Bonus Future Tech Trend: Graphene

Finally, it’s not just the tech products that will impact real estate, but advancement in the underlying science. The hot topic people are rediscovering is graphene and the potential Smart Home applications. Digital Trends wrote about “9 amazing uses for graphene, from filtering water to smart paint” in January.

Graphene has been called a “miracle material” because it is stronger than steel but thinner than paper. It is transparent, but dense, features electric and thermal conductivity, elasticity, flexibility, hardness resistance and capacity to generate chemical reactions with other substances.

While the vast majority of its uses for the home are still in the lab and mostly theory, they are worth watching, because of its potential. However, the biggest inhibitor to its widespread use: Graphene is ridiculously expensive to produce in large quantities.

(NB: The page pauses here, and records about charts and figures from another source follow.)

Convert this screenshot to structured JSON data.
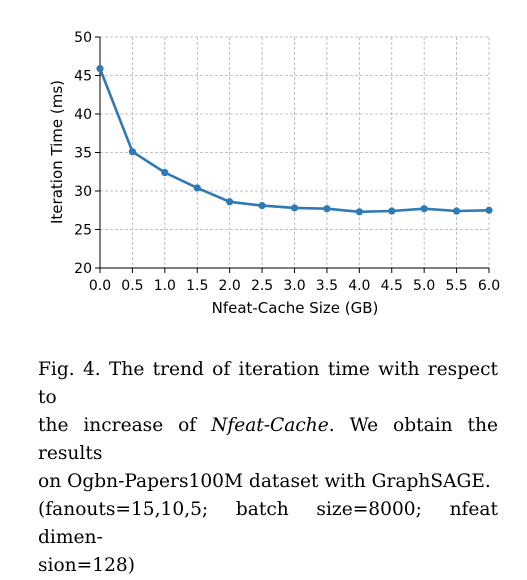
{
  "chart_data": {
    "type": "line",
    "xlabel": "Nfeat-Cache Size (GB)",
    "ylabel": "Iteration Time (ms)",
    "xlim": [
      0.0,
      6.0
    ],
    "ylim": [
      20,
      50
    ],
    "xticks": [
      "0.0",
      "0.5",
      "1.0",
      "1.5",
      "2.0",
      "2.5",
      "3.0",
      "3.5",
      "4.0",
      "4.5",
      "5.0",
      "5.5",
      "6.0"
    ],
    "yticks": [
      "20",
      "25",
      "30",
      "35",
      "40",
      "45",
      "50"
    ],
    "grid": true,
    "color": "#2f79b5",
    "x": [
      0.0,
      0.5,
      1.0,
      1.5,
      2.0,
      2.5,
      3.0,
      3.5,
      4.0,
      4.5,
      5.0,
      5.5,
      6.0
    ],
    "y": [
      45.9,
      35.1,
      32.4,
      30.4,
      28.6,
      28.1,
      27.8,
      27.7,
      27.3,
      27.4,
      27.7,
      27.4,
      27.5
    ]
  },
  "caption": {
    "line1": "Fig. 4.  The trend of iteration time with respect to",
    "line2_pre": "the increase of ",
    "line2_em": "Nfeat-Cache",
    "line2_post": ". We obtain the results",
    "line3": "on Ogbn-Papers100M dataset with GraphSAGE.",
    "line4": "(fanouts=15,10,5; batch size=8000; nfeat dimen-",
    "line5": "sion=128)"
  }
}
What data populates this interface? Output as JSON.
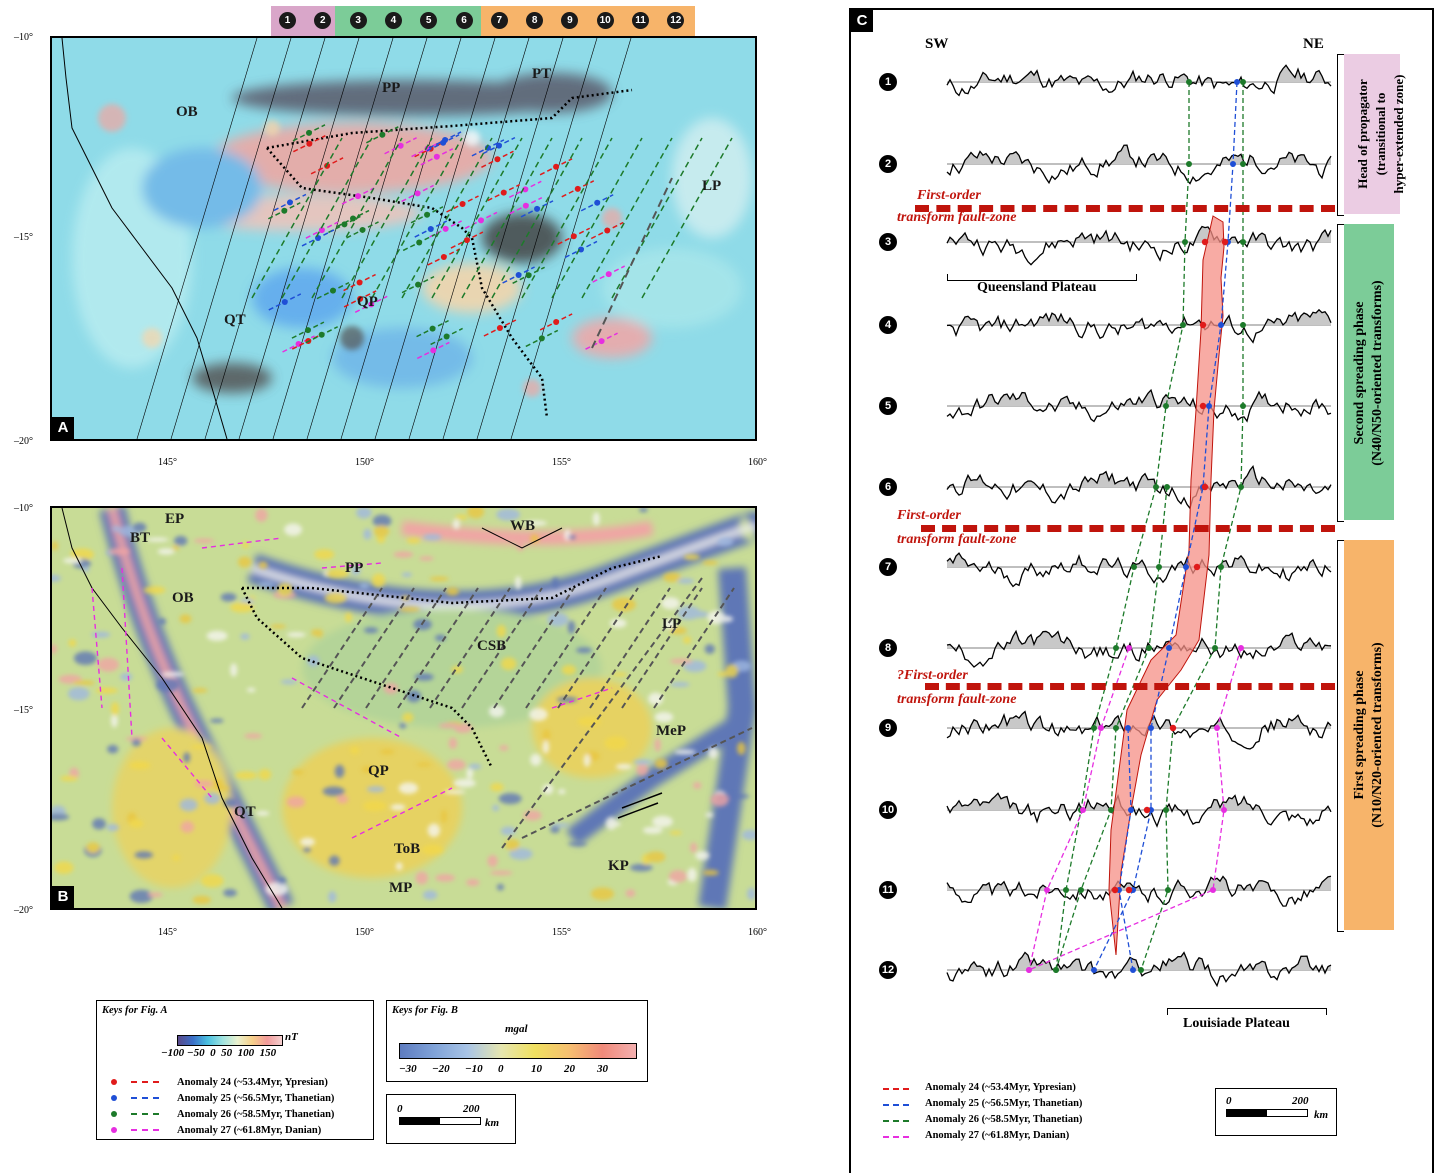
{
  "strip": {
    "numbers": [
      "1",
      "2",
      "3",
      "4",
      "5",
      "6",
      "7",
      "8",
      "9",
      "10",
      "11",
      "12"
    ],
    "colors": {
      "head": "#d9a6c9",
      "second": "#7ccc98",
      "first": "#f7b46a"
    }
  },
  "panelA": {
    "tag": "A",
    "labels": {
      "OB": "OB",
      "PP": "PP",
      "PT": "PT",
      "LP": "LP",
      "QT": "QT",
      "QP": "QP"
    },
    "lat_ticks": [
      "–10°",
      "–15°",
      "–20°"
    ],
    "lon_ticks": [
      "145°",
      "150°",
      "155°",
      "160°"
    ]
  },
  "panelB": {
    "tag": "B",
    "labels": {
      "EP": "EP",
      "BT": "BT",
      "WB": "WB",
      "PP": "PP",
      "OB": "OB",
      "CSB": "CSB",
      "LP": "LP",
      "MeP": "MeP",
      "QP": "QP",
      "QT": "QT",
      "ToB": "ToB",
      "KP": "KP",
      "MP": "MP"
    },
    "lat_ticks": [
      "–10°",
      "–15°",
      "–20°"
    ],
    "lon_ticks": [
      "145°",
      "150°",
      "155°",
      "160°"
    ]
  },
  "keysA": {
    "title": "Keys for Fig. A",
    "unit": "nT",
    "scale_ticks": "−100 −50  0  50  100  150",
    "rows": [
      {
        "label": "Anomaly 24 (~53.4Myr, Ypresian)",
        "color": "#e01b1b"
      },
      {
        "label": "Anomaly 25 (~56.5Myr, Thanetian)",
        "color": "#1f4fd6"
      },
      {
        "label": "Anomaly 26 (~58.5Myr, Thanetian)",
        "color": "#1d7a2a"
      },
      {
        "label": "Anomaly 27 (~61.8Myr, Danian)",
        "color": "#e62ee0"
      }
    ]
  },
  "keysB": {
    "title": "Keys for Fig. B",
    "unit": "mgal",
    "scale_ticks": [
      "−30",
      "−20",
      "−10",
      "0",
      "10",
      "20",
      "30"
    ]
  },
  "scaleBar": {
    "zero": "0",
    "dist": "200",
    "unit": "km"
  },
  "panelC": {
    "tag": "C",
    "sw": "SW",
    "ne": "NE",
    "profile_numbers": [
      "1",
      "2",
      "3",
      "4",
      "5",
      "6",
      "7",
      "8",
      "9",
      "10",
      "11",
      "12"
    ],
    "queensland": "Queensland Plateau",
    "louisiade": "Louisiade Plateau",
    "fault1": [
      "First-order",
      "transform fault-zone"
    ],
    "fault2": [
      "First-order",
      "transform fault-zone"
    ],
    "fault3": [
      "?First-order",
      "transform fault-zone"
    ],
    "side_head": [
      "Head of propagator",
      "(transitional  to",
      "hyper-extended zone)"
    ],
    "side_second": [
      "Second spreading phase",
      "(N40/N50-oriented transforms)"
    ],
    "side_first": [
      "First spreading phase",
      "(N10/N20-oriented transforms)"
    ],
    "legend": [
      {
        "label": "Anomaly 24 (~53.4Myr, Ypresian)",
        "color": "#e01b1b"
      },
      {
        "label": "Anomaly 25 (~56.5Myr, Thanetian)",
        "color": "#1f4fd6"
      },
      {
        "label": "Anomaly 26 (~58.5Myr, Thanetian)",
        "color": "#1d7a2a"
      },
      {
        "label": "Anomaly 27 (~61.8Myr, Danian)",
        "color": "#e62ee0"
      }
    ]
  }
}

Tech issues also inhibit its mass production, as Digital Trends points out: “when large sheets of graphene are produced, there is an increased risk of tiny fissures and other flaws appearing in the material.” As with any new technology, as graphene becomes more mainstream, other downsides will emerge.

But assuming these issues are resolved, as was the case with Silicon in its early days, we could see such implications for real estate as:

  • Painted walls that change color
  • Watered lawns sourced from filtered salt water
  • Massive home energy consumption reduction (superconductor use with zero resistance)
  • Touchscreens that emit high-fidelity sound, or flat micro thin speakers built flat into walls or ceilings
  • Increased home security with bulletproof windows
  • Supercharge all your batteries in a few minutes

While graphene-improved Smart Homes today is science fiction, it wasn’t too long ago that you had to go to a phone booth to make a call when you weren’t at home. Technology, because of Moore’s Law, has a way of sneaking up on us and why we need to pay attention to the trends that can impact the real estate business.